Other groups change the acronym in an attempt to make STEM more accessible to specific demographics of students. An example is GEMS, which stands for Girls in Engineering, Math, and Science (I guess technology was dropped because GEMST doesn’t roll off the tongue).
And yet other groups want to inject unrelated subjects into STEM. There’s STEMLE where the LE stands for law and economics. There’s AMSEE, which stands for Applied Math, Science, Engineering and Entrepreneurship. There’s STEMS^2, which stands for Science, Technology, Engineering, Mathematics, Social Sciences and Sense of Place.
And then there’s STEAM – Science, Technology, Engineering, Art, and Math. The argument behind including art is it improves creativity and innovation. According to proponents, STEAM teaches using hands-on projects with a variety of tools so students learn by doing instead of by lecture, thus gaining the ability to think outside of the box.
But why not make it SHTEAM by throwing in history, or SHTEAMP by including physical education? Then you’ve got the full school day covered.
I understand subjects like art and music face their own funding issues, and I have nothing against art being taught in school – in fact, I think the interaction between STEM and the arts and social sciences and ethics and philosophy is critical to implementing a well-rounded education.
My undergraduate degree in engineering is from a school whose mission statement is to produce scientists, engineers, and mathematicians who are all well versed in humanities and social sciences. One-third of my curriculum was humanities and social sciences. I took philosophy, creative writing, music theory, American literature, several 19th Century history classes, modern anthropology, and medieval history. And those are just the ones I can quickly recall.

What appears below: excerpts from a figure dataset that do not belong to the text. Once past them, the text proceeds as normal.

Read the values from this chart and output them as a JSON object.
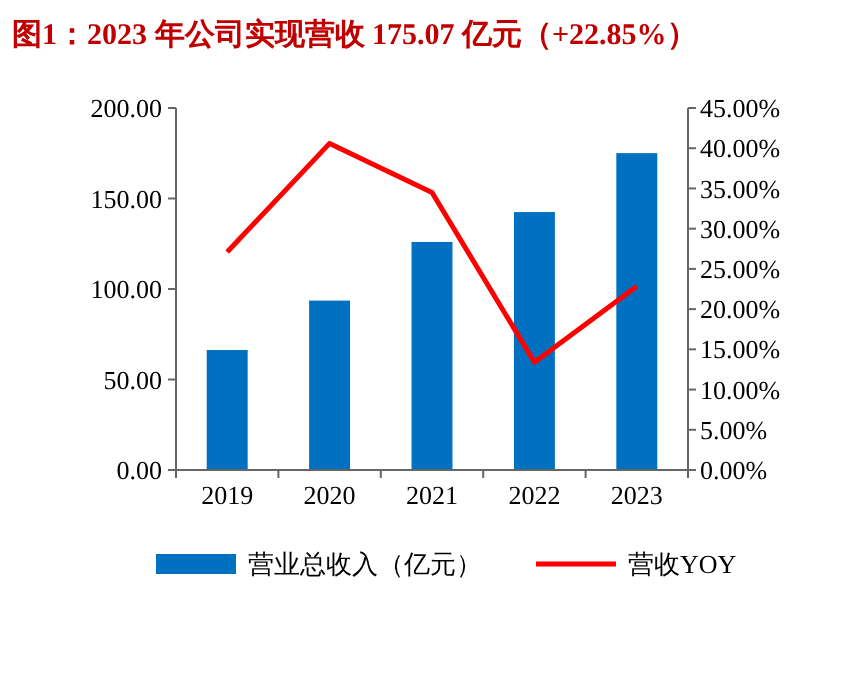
{
  "chart_data": {
    "type": "bar",
    "title": "图1：2023 年公司实现营收 175.07 亿元（+22.85%）",
    "categories": [
      "2019",
      "2020",
      "2021",
      "2022",
      "2023"
    ],
    "series": [
      {
        "name": "营业总收入（亿元）",
        "color": "#0070c0",
        "values": [
          66.3,
          93.6,
          126,
          142.5,
          175.07
        ]
      },
      {
        "name": "营收YOY",
        "type": "line",
        "axis": "y2",
        "color": "#ff0000",
        "values": [
          27.1,
          40.6,
          34.5,
          13.4,
          22.85
        ]
      }
    ],
    "ylim": [
      0,
      200
    ],
    "yticks": [
      {
        "value": 0,
        "label": "0.00"
      },
      {
        "value": 50,
        "label": "50.00"
      },
      {
        "value": 100,
        "label": "100.00"
      },
      {
        "value": 150,
        "label": "150.00"
      },
      {
        "value": 200,
        "label": "200.00"
      }
    ],
    "y2lim": [
      0,
      45
    ],
    "y2ticks": [
      {
        "value": 0,
        "label": "0.00%"
      },
      {
        "value": 5,
        "label": "5.00%"
      },
      {
        "value": 10,
        "label": "10.00%"
      },
      {
        "value": 15,
        "label": "15.00%"
      },
      {
        "value": 20,
        "label": "20.00%"
      },
      {
        "value": 25,
        "label": "25.00%"
      },
      {
        "value": 30,
        "label": "30.00%"
      },
      {
        "value": 35,
        "label": "35.00%"
      },
      {
        "value": 40,
        "label": "40.00%"
      },
      {
        "value": 45,
        "label": "45.00%"
      }
    ],
    "legend": "bottom",
    "grid": false,
    "marker": "none"
  }
}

So not only am I aware of how a well-rounded education benefits those pursuing careers in STEM, I’m anecdotal proof of its effectiveness. I attribute much of my career success to this education.
That said, I don’t believe it is art specifically that fosters creativity and innovation and out of the box thinking in students. It’s hands on learning, and that can be done in STEM without turning it into STEAM. It’s called science labs, where you follow and design experiments and see results materialize in front of you. Learning theory is necessary, but so is getting your hands dirty and trial and error.
So let’s fund STEM. Let’s fund the arts, and history and economics. Treat them as equals, but don’t lump them together and call it a revolutionary concept. That’s just what a well-rounded education is supposed to be.
Thank you for listening to this episode of The STEM Sessions podcast. I do my best to always provide accurate information, but, unfortunately, I’m fallible like everyone else. So I encourage you to do your own research on the topic we discussed. Corrections and new information are always welcome.
Shownotes, contact information, and details of our other activities such as meetups can be found on our website www.thestemsessions.com
If you received value from this episode, and wish to give some back, please visit www.thestemsessions.com/valueforvalue for ways to support the podcast.
And most importantly, please remember that STEM is not the exclusive property of experts, policy makers, or talking heads. Every presenter is susceptible to bias, unconsciously or deliberately, so always verify what you read and what you’re told.
Do your own research. Satisfy your curiosity. And keep learning.